Ce n'est qu'après l'an 1000 que les témoignages se sont multipliés : Au milieu du 11e siècle, la célèbre école de médecine Schola Medica Salernitana de Salerne, dans le sud de l'Italie, se vantait d'avoir découvert une "Aqua Vita", une "eau de vie". Un terme que nous entendons encore aujourd'hui lorsque nous achetons du cognac. Le philosophe et père franciscain Ramon Llull, qui a passé de nombreuses années de sa vie dans le monastère majorquin Santuari de Cura sur la montagne Randa, a décrivit dans ses écrits le processus de distillation. Avant cela, les Celtes irlandais et écossais appelaient déjà leur eau-de-vie de céréales "uisgebeatha" - et c'était probablement l'ancêtre du whisky. On trouve également des recettes de préparation de liqueur dans des livres de cuisine français datant de 1290, mais ce n'est qu'au 14e siècle que les eaux-de-vie ont commencé à prendre de l'importance en tant que produit de luxe, avec l'introduction de différents spiritueux en provenance d'Italie.

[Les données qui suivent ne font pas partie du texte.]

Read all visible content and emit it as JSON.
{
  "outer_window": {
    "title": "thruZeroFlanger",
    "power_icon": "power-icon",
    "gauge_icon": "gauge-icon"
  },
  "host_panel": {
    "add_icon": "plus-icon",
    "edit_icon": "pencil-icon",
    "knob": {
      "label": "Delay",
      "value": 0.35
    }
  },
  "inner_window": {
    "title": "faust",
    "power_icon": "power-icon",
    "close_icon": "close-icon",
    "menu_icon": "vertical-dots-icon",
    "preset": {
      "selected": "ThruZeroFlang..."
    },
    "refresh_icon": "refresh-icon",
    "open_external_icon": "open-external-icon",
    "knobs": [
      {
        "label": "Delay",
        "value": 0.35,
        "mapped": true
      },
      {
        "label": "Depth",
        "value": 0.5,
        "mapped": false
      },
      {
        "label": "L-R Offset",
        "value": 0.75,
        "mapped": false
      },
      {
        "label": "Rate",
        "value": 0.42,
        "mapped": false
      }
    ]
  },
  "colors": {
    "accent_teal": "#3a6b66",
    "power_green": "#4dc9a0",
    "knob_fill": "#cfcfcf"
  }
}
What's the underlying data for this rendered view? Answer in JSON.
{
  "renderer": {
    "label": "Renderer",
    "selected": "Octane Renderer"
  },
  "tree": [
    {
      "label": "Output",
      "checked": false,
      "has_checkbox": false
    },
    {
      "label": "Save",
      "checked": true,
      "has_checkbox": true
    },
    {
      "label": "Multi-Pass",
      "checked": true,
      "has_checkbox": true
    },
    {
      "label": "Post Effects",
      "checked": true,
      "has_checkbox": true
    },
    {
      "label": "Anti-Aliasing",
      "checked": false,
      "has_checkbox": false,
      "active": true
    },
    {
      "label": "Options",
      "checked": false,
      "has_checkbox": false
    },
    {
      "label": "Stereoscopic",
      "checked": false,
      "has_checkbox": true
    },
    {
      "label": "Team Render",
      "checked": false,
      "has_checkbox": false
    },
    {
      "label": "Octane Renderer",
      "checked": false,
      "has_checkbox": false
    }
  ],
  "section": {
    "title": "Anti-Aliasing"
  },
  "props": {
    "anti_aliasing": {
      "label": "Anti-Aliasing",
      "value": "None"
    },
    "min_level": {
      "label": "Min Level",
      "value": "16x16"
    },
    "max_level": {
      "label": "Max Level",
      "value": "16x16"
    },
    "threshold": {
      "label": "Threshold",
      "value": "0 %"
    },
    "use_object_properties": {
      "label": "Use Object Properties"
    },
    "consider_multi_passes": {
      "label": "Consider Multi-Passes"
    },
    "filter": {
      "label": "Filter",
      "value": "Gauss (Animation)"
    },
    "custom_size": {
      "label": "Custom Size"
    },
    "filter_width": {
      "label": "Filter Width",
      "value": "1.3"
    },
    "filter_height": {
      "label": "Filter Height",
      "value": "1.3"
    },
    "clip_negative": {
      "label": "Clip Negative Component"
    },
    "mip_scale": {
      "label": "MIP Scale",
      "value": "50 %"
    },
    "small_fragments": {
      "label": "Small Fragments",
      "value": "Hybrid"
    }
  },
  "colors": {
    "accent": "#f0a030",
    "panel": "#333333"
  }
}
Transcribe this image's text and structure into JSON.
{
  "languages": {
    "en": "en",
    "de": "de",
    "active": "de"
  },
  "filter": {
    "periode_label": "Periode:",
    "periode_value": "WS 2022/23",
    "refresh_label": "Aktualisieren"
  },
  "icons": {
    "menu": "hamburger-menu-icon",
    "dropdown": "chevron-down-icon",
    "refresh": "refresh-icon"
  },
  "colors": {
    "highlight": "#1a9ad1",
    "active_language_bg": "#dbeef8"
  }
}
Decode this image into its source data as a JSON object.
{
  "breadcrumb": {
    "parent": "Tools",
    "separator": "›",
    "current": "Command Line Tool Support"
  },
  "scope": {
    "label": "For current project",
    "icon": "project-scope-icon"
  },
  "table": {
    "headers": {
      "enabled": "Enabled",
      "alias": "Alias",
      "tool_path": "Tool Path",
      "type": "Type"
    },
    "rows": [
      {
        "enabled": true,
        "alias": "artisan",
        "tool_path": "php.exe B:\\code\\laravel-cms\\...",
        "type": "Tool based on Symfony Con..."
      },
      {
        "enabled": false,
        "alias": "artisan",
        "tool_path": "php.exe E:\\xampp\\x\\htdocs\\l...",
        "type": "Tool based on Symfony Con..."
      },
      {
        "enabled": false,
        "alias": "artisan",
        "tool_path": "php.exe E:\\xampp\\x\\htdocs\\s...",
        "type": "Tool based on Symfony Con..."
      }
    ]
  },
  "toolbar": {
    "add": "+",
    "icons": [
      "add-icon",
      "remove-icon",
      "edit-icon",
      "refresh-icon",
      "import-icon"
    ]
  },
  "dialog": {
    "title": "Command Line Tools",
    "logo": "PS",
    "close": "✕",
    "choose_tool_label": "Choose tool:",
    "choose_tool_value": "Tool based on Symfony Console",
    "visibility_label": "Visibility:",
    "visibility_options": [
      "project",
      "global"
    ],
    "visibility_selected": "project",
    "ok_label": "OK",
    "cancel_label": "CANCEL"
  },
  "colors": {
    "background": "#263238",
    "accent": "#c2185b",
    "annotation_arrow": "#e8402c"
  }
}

On distillait désormais de l'eau-de-vie partout, l'"eau de vie" avait achevé sa marche triomphale - et devint bientôt aussi une "eau de mort". En effet, nulle part on ne faisait attention aux composants nocifs des distillats quand on achetait du cognac. C'est ainsi qu'à l'époque, l'abus d'alcool conduisait souvent directement à la maison des malades. Theophrastus Bombastus Paracelsus, le médecin et l'esprit enthousiaste tant vanté d'un côté et tant décrié de l'autre, parcourait déjà le pays au 16e siècle pour enseigner et soigner. Il avait introduit le mot alcool pour le mot esprit de vin et avait constaté à ce sujet (citation) : „Toutes les choses sont poison et rien n'est sans poison et seule la dose fait qu'une chose n'est pas poison“.

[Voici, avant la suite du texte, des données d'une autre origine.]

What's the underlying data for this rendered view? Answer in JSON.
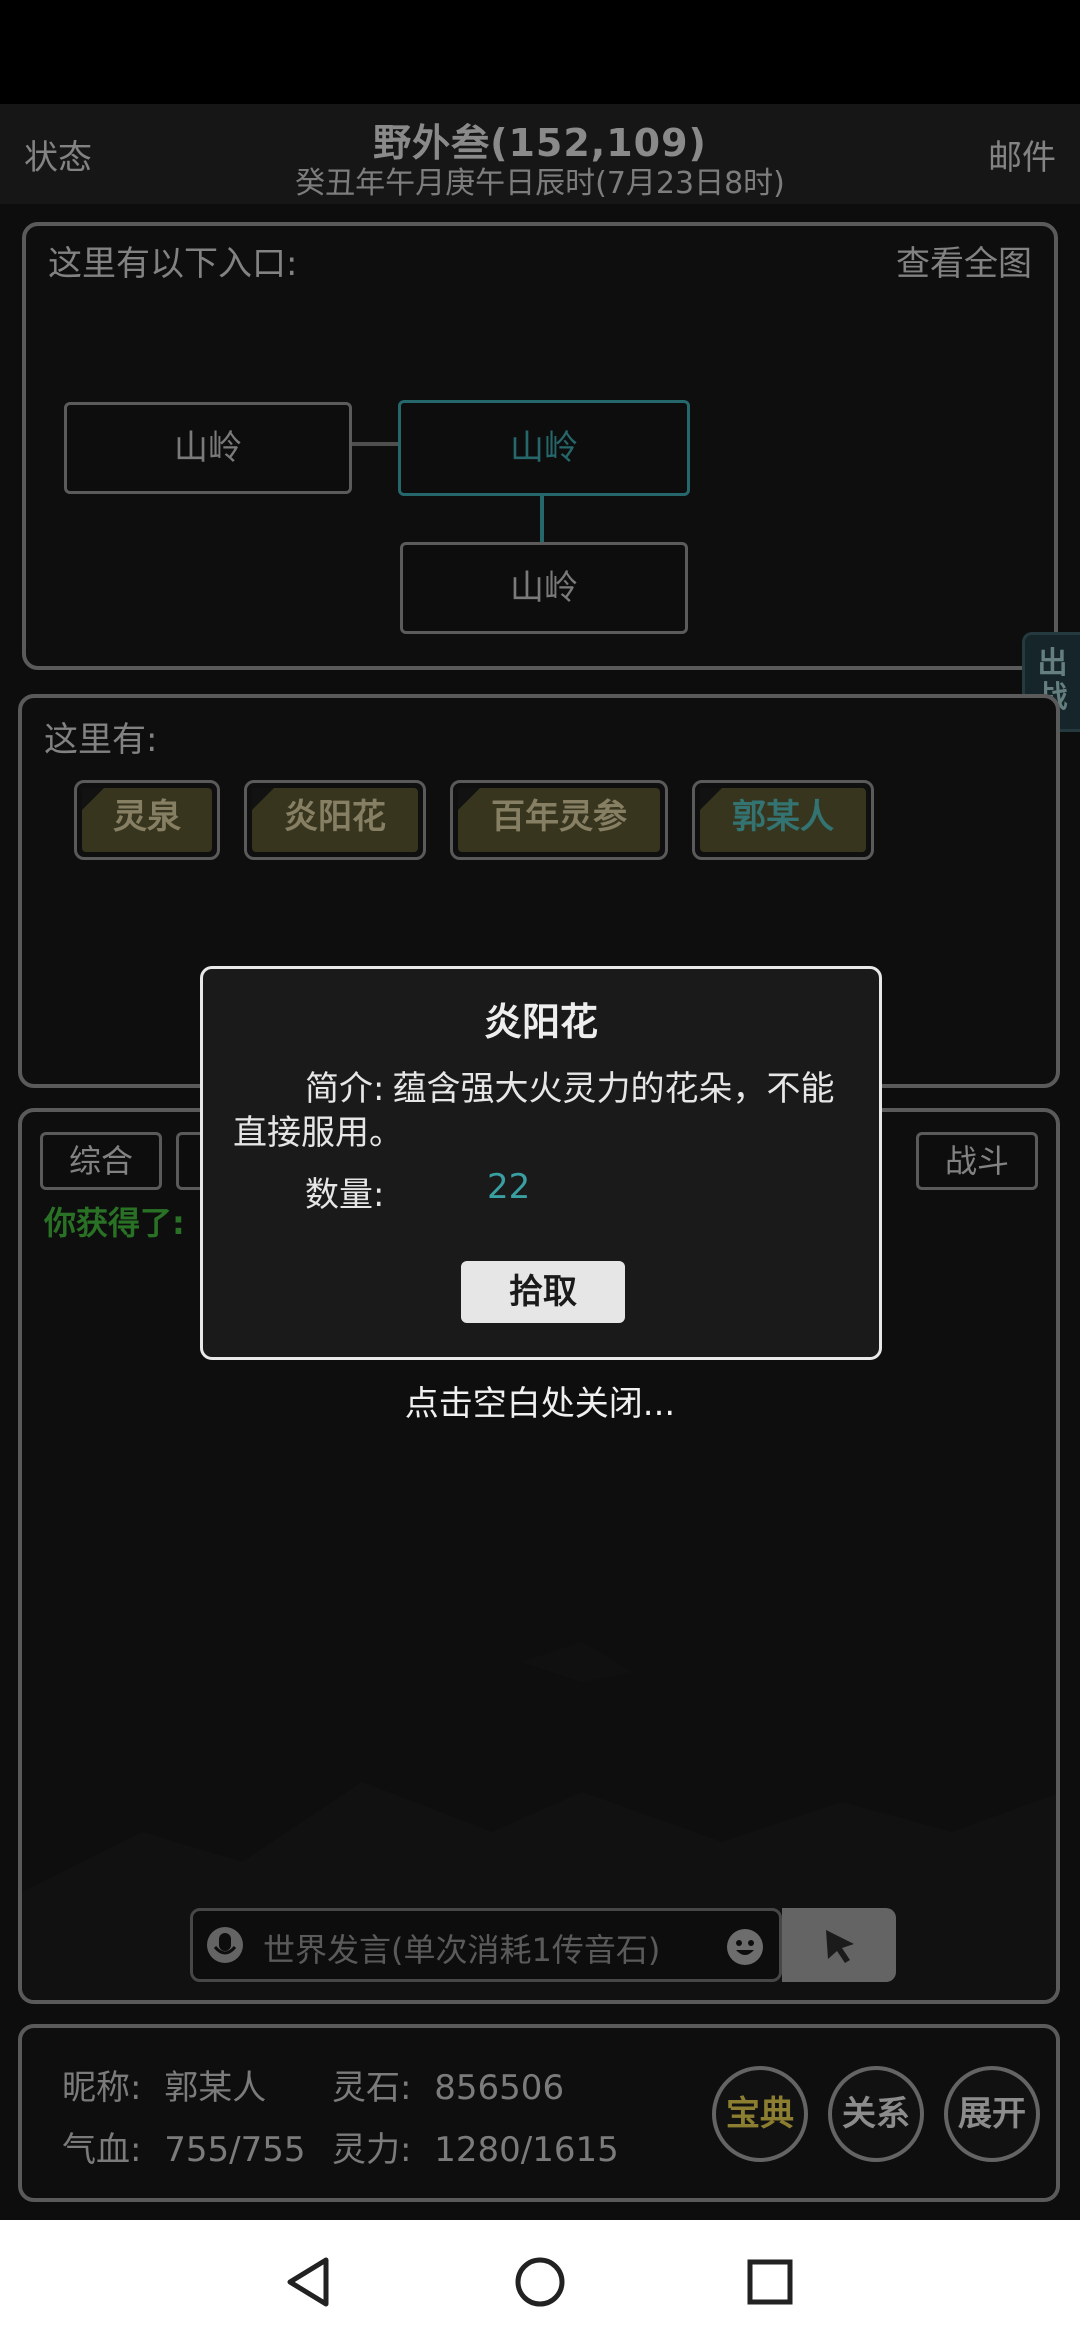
{
  "header": {
    "left": "状态",
    "right": "邮件",
    "location": "野外叁(152,109)",
    "datetime": "癸丑年午月庚午日辰时(7月23日8时)"
  },
  "exits": {
    "title": "这里有以下入口:",
    "view_map": "查看全图",
    "nodes": [
      "山岭",
      "山岭",
      "山岭"
    ]
  },
  "side_tab": "出\n战",
  "here": {
    "title": "这里有:",
    "items": [
      "灵泉",
      "炎阳花",
      "百年灵参",
      "郭某人"
    ]
  },
  "chat": {
    "tabs": [
      "综合",
      "战斗"
    ],
    "gain_text": "你获得了:",
    "input_placeholder": "世界发言(单次消耗1传音石)"
  },
  "modal": {
    "title": "炎阳花",
    "desc_label": "简介:",
    "desc": "蕴含强大火灵力的花朵，不能直接服用。",
    "qty_label": "数量:",
    "qty_value": "22",
    "button": "拾取",
    "close_hint": "点击空白处关闭..."
  },
  "stats": {
    "nickname_label": "昵称:",
    "nickname": "郭某人",
    "stone_label": "灵石:",
    "stone": "856506",
    "hp_label": "气血:",
    "hp": "755/755",
    "mp_label": "灵力:",
    "mp": "1280/1615",
    "buttons": [
      "宝典",
      "关系",
      "展开"
    ]
  },
  "colors": {
    "accent_teal": "#3a9fa3",
    "gain_green": "#3fae3a",
    "gold": "#d6c24a"
  }
}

Au XVIe siècle, les tonneaux des viticulteurs charentais, qui expédiaient leurs vins par bateau vers la Hollande, ne suffisaient plus. La raison en était les guerres incessantes que la France menait à l'époque et qui privaient les viticulteurs de ces ressources importantes, particulièrement nécessaires pour stocker leurs excédents de vin qui s'accumulaient peu à peu. Ils décidèrent donc de concentrer le vin, ce qui contribua également à économiser la capacité nécessaire des bateaux. D'autres régions français ne tardèrent pas à leur emboîter le pas.

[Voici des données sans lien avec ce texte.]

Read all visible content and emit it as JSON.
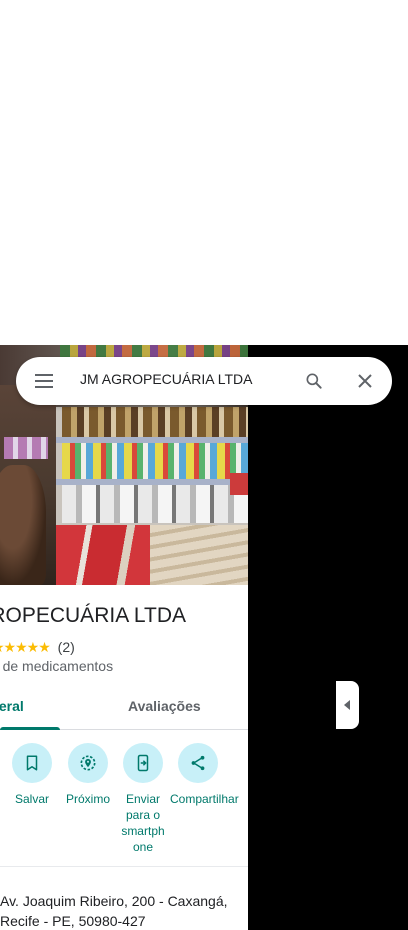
{
  "search": {
    "query": "JM AGROPECUÁRIA LTDA",
    "menu_icon": "menu-icon",
    "search_icon": "search-icon",
    "close_icon": "close-icon"
  },
  "place": {
    "title": "AGROPECUÁRIA LTDA",
    "stars": "★★★★★",
    "rating_count": "(2)",
    "category": "sta de medicamentos",
    "address": "Av. Joaquim Ribeiro, 200 - Caxangá, Recife - PE, 50980-427"
  },
  "tabs": [
    {
      "label": "io geral",
      "active": true
    },
    {
      "label": "Avaliações",
      "active": false
    }
  ],
  "actions": [
    {
      "label": "Salvar",
      "icon": "bookmark-icon"
    },
    {
      "label": "Próximo",
      "icon": "nearby-icon"
    },
    {
      "label": "Enviar para o smartph one",
      "icon": "send-to-phone-icon"
    },
    {
      "label": "Compartilhar",
      "icon": "share-icon"
    }
  ],
  "colors": {
    "accent": "#00796b",
    "action_bg": "#c8f0f8",
    "star": "#fbbc04"
  }
}
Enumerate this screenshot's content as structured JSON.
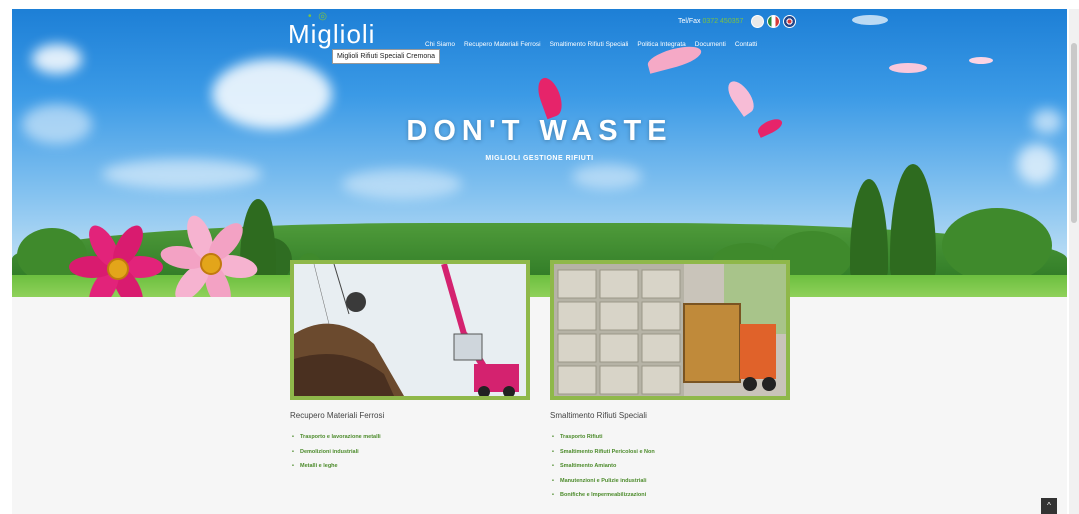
{
  "logo": {
    "text": "Miglioli",
    "tooltip": "Miglioli Rifiuti Speciali Cremona"
  },
  "topbar": {
    "phone_label": "Tel/Fax",
    "phone_number": "0372 450357"
  },
  "nav": {
    "items": [
      {
        "label": "Chi Siamo"
      },
      {
        "label": "Recupero Materiali Ferrosi"
      },
      {
        "label": "Smaltimento Rifiuti Speciali"
      },
      {
        "label": "Politica Integrata"
      },
      {
        "label": "Documenti"
      },
      {
        "label": "Contatti"
      }
    ]
  },
  "hero": {
    "headline": "DON'T WASTE",
    "subheadline": "MIGLIOLI GESTIONE RIFIUTI"
  },
  "cards": [
    {
      "title": "Recupero Materiali Ferrosi",
      "items": [
        "Trasporto e lavorazione metalli",
        "Demolizioni industriali",
        "Metalli e leghe"
      ]
    },
    {
      "title": "Smaltimento Rifiuti Speciali",
      "items": [
        "Trasporto Rifiuti",
        "Smaltimento Rifiuti Pericolosi e Non",
        "Smaltimento Amianto",
        "Manutenzioni e Pulizie industriali",
        "Bonifiche e Impermeabilizzazioni"
      ]
    }
  ],
  "icons": {
    "flags": [
      "email-icon",
      "italy-flag-icon",
      "uk-flag-icon"
    ],
    "to_top": "chevron-up-icon"
  },
  "colors": {
    "accent_green": "#7cc242",
    "border_green": "#8fb84a",
    "link_green": "#4c8b2b"
  }
}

A la fin du 19e siècle, une épidémie de phylloxéra dévastatrice détruisit de nombreuses cultures de valeur et les bons crus français tant convoités s'écoulèrent de plus en plus faiblement - acheter du cognac devint une affaire difficile. C'est ainsi que des distilleries de cognac se sont développées dans d'autres pays européens. Face à cette concurrence croissante, les Français décidèrent, début mai 1909, de promulguer une loi selon laquelle seules les eaux-de-vie de vin qui pouvaient être distillées autour de la ville de Cognac et selon des méthodes bien définies pouvaient être appelées cognac. Le traité de Versailles a finalement contraint l'Allemagne à renoncer à l'appellation "Cognac" pour ses eaux-de-vie de vin. Cela permet de s'assurer que lorsqu'on achète du cognac, on achète vraiment du cognac original.